Segue-se a estadia no hospital que não foi nada positiva. Desde da frieza de algumas enfermeiras até a procedimentos que me revoltaram (como lavar o bebé numa banca com água a correr, como em vez de darem confiança à mulher/mãe para prosseguirem com a amamentação, apresentam-se com um biberão dizendo que o bebé não gosta da mama da mãe, o tratar as mulheres como crianças a quem se precisa de ensinar tudo e ter muita paciência). Depois, de tudo o que apreendi com as doulas e com a humanização do nascimento; depois de ter passado a dilatação toda em casa e só ter ido para o hospital porque o Miguel não descia, todo aquele cenário me pareceu insuportável. Só queria ir para casa, retomar a minha vida com o Jorge, com o Miguel e com a Bi.


Dormirmos na mesma cama como familia que somos e descobrirmos novas formas de nos amarmos. Em vez disso, continuava no hospital. Sentia-me presa. E para piorar, não me deixavam sair.
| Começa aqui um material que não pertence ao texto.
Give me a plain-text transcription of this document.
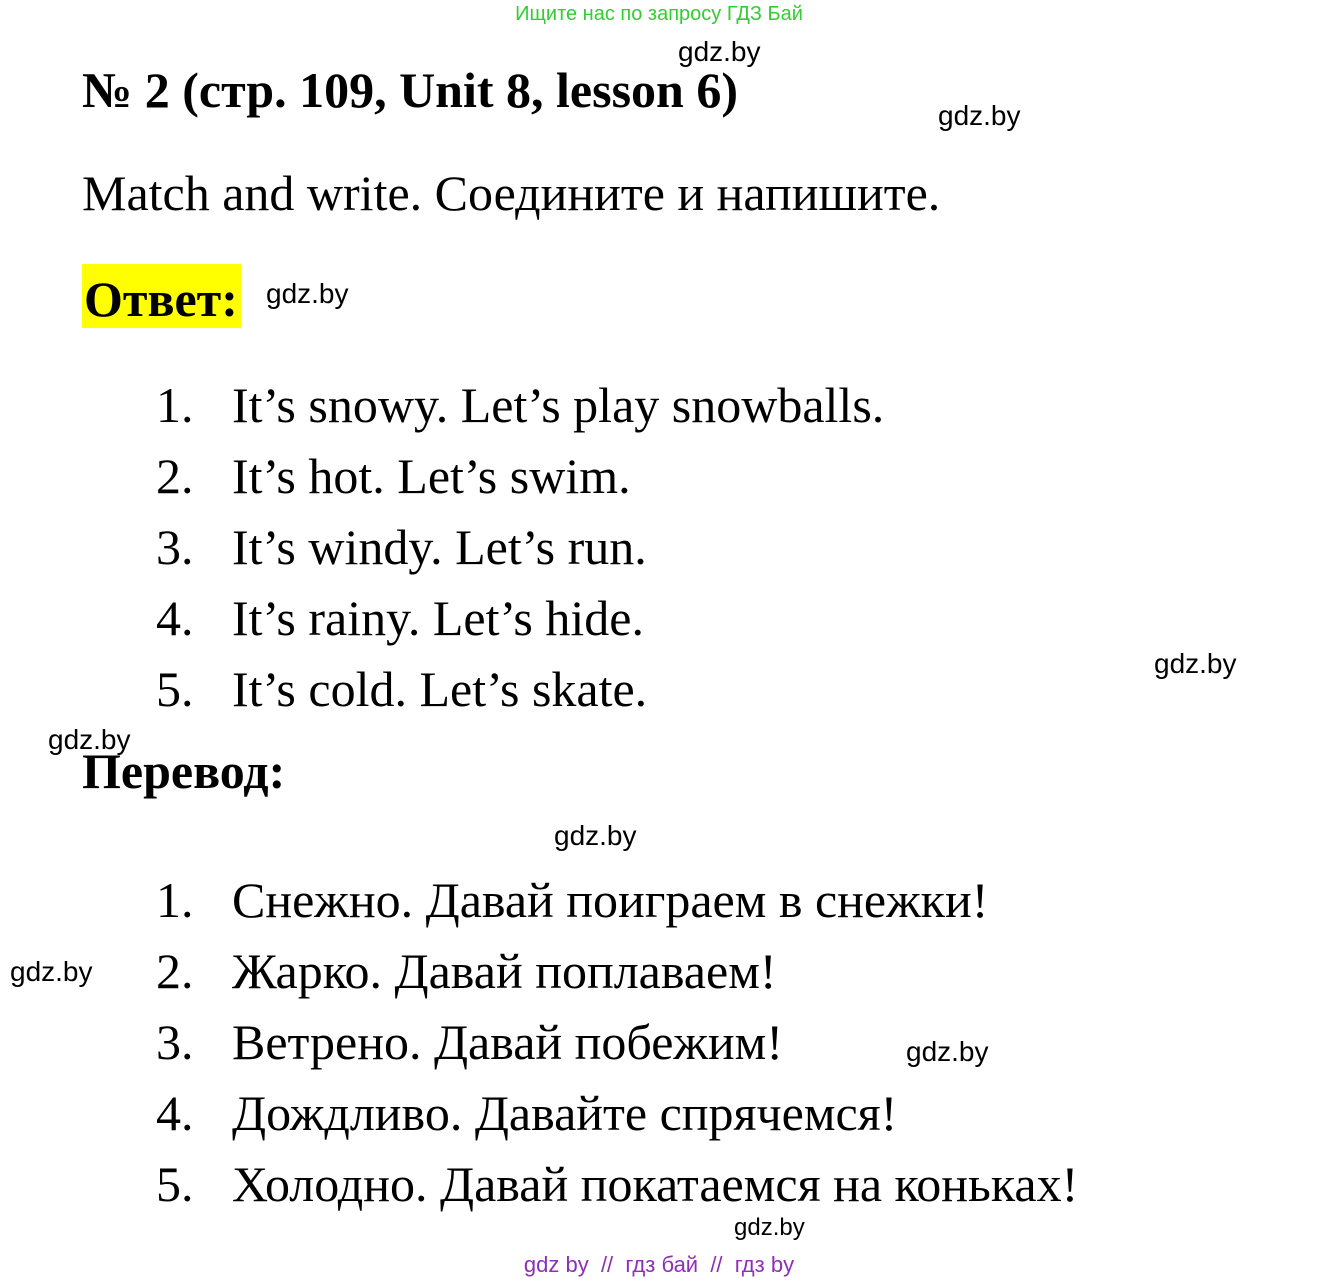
Ищите нас по запросу ГДЗ Бай
gdz.by
gdz.by
gdz.by
gdz.by
gdz.by
gdz.by
gdz.by
gdz.by
gdz.by
№ 2 (стр. 109, Unit 8, lesson 6)
Match and write. Соедините и напишите.
Ответ:
1. It’s snowy. Let’s play snowballs.
2. It’s hot. Let’s swim.
3. It’s windy. Let’s run.
4. It’s rainy. Let’s hide.
5. It’s cold. Let’s skate.
Перевод:
1. Снежно. Давай поиграем в снежки!
2. Жарко. Давай поплаваем!
3. Ветрено. Давай побежим!
4. Дождливо. Давайте спрячемся!
5. Холодно. Давай покатаемся на коньках!
gdz by  //  гдз бай  //  гдз by
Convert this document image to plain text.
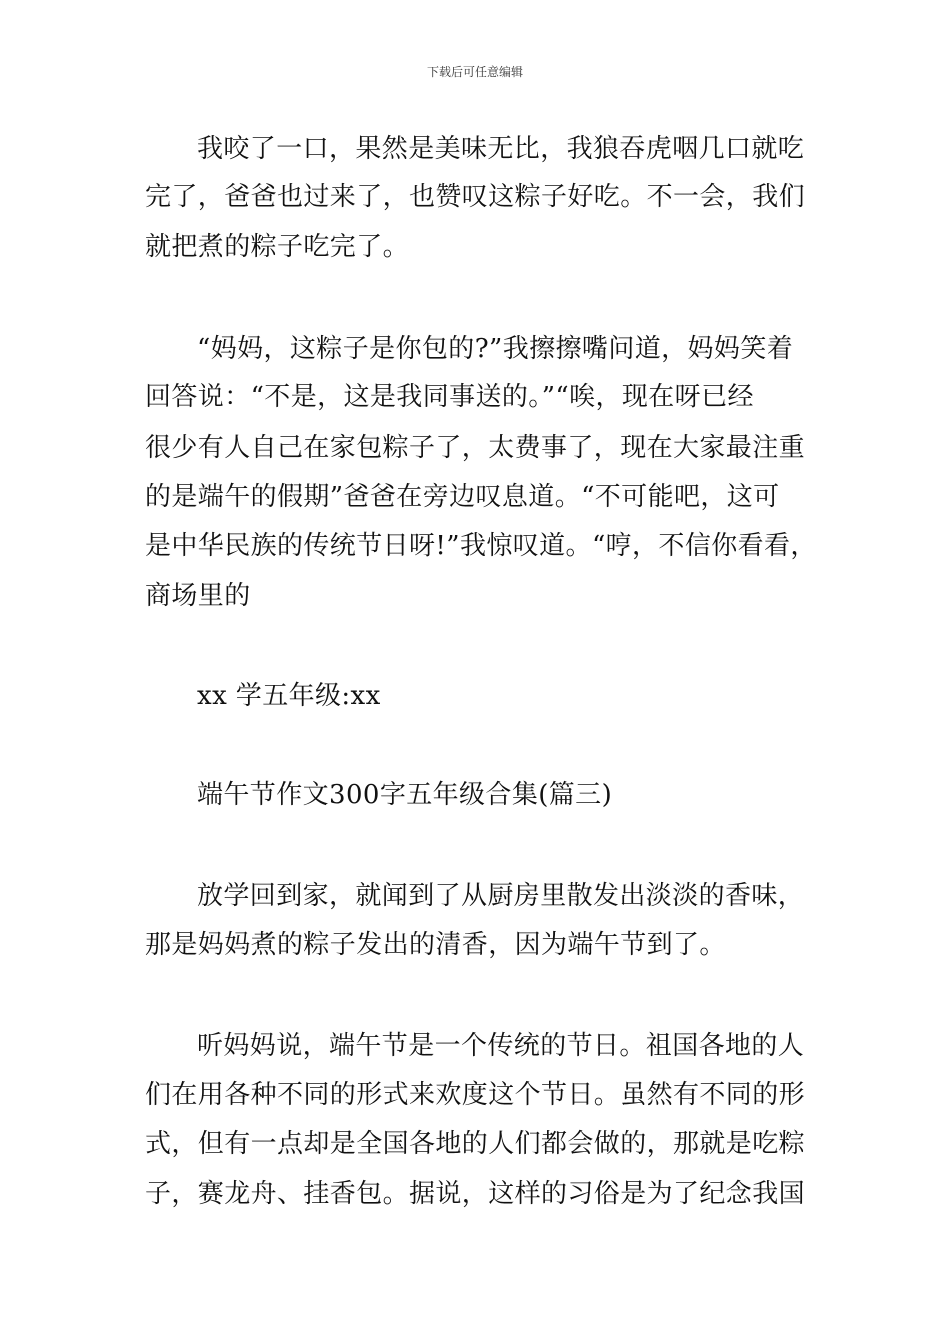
下载后可任意编辑
我咬了一口，果然是美味无比，我狼吞虎咽几口就吃
完了，爸爸也过来了，也赞叹这粽子好吃。不一会，我们
就把煮的粽子吃完了。
“妈妈，这粽子是你包的?”我擦擦嘴问道，妈妈笑着
回答说：“不是，这是我同事送的。”“唉，现在呀已经
很少有人自己在家包粽子了，太费事了，现在大家最注重
的是端午的假期”爸爸在旁边叹息道。“不可能吧，这可
是中华民族的传统节日呀!”我惊叹道。“哼，不信你看看，
商场里的
xx 学五年级:xx
端午节作文300字五年级合集(篇三)
放学回到家，就闻到了从厨房里散发出淡淡的香味，
那是妈妈煮的粽子发出的清香，因为端午节到了。
听妈妈说，端午节是一个传统的节日。祖国各地的人
们在用各种不同的形式来欢度这个节日。虽然有不同的形
式，但有一点却是全国各地的人们都会做的，那就是吃粽
子，赛龙舟、挂香包。据说，这样的习俗是为了纪念我国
Primeiro, tinha que esperar por um resultado de exame. Chegou. Depois, desconfiaram que o Miguel tinha ictericia, fizeram o teste e deu negativo. Depois, desconfiaram que o coração dele batia muito baixinho e mandaram fazer um ECG, tive que esperar pelo resultado. Estava tudo bem (e para cumulo ainda ontem me mandaram de urgencia ao hospital a uma consulta de cardiologia só para repetir o exame e dizer que estava tudo  bem). E finalmente, desconfiaram novamente de ictericia e fizeram novamente o exame que deu negativo. Dá para compreender? Não imaginam a ansiedade com que fiquei, a revolta que senti porque eu sabia que estava tudo bem com o Miguel. Lembrei-me logo o que as nossas queridas doulas Carla e Luisa disseram sobre o procurar uma patologia. Era mesmo isso que estava a acontecer.

Eu só queria sair dali com a minha familia mas isso era algo que o sistema hospitalar estava completamente alheio. Finalmente, estou em casa sossegada, feliz, ainda a adaptar-me às mudanças e a digerir as lições que apreendi com o nascimento do Miguel.

O que ganhei com o nascimento do Miguel:

- uma maior confiança em mim como mulher e mais consciente do meu poder e das minhas capacidades ( e isso é algo que fica para a vida inteira).

- acredito que o Miguel nasceu no hospital para eu poder ter conhecimento que num hospital como o Amadora/Sintra existe uma equipa que respeita a mulher e que apesar de terem algumas retaliações por parte dos colegas, não desistem de fazer aquilo que sentem que devem fazer. Essa foi a grande surpresa do nosso parto.

- senti na pele o que é ser doula em causa própria e que isso não dispensa a presença de outra doula para nos dar confiança quando a perdemos, para nos dar mimos quando mais precisamos. A presença da doula Cristina foi fundamental para tudo ter corrido bem no parto do Miguel

- o pós-parto está a ser muito menos doloroso do que o pós parto da Bi (Beatriz) e sinto-me cada vez mais viva.

- e acima de tudo; o mais importante: nasceu o meu filho, nasceu um verdadeiro milagre e quando olho para o brilho dos seus olhos sinto bem fundo no meu coração que esse é o meu maior prémio.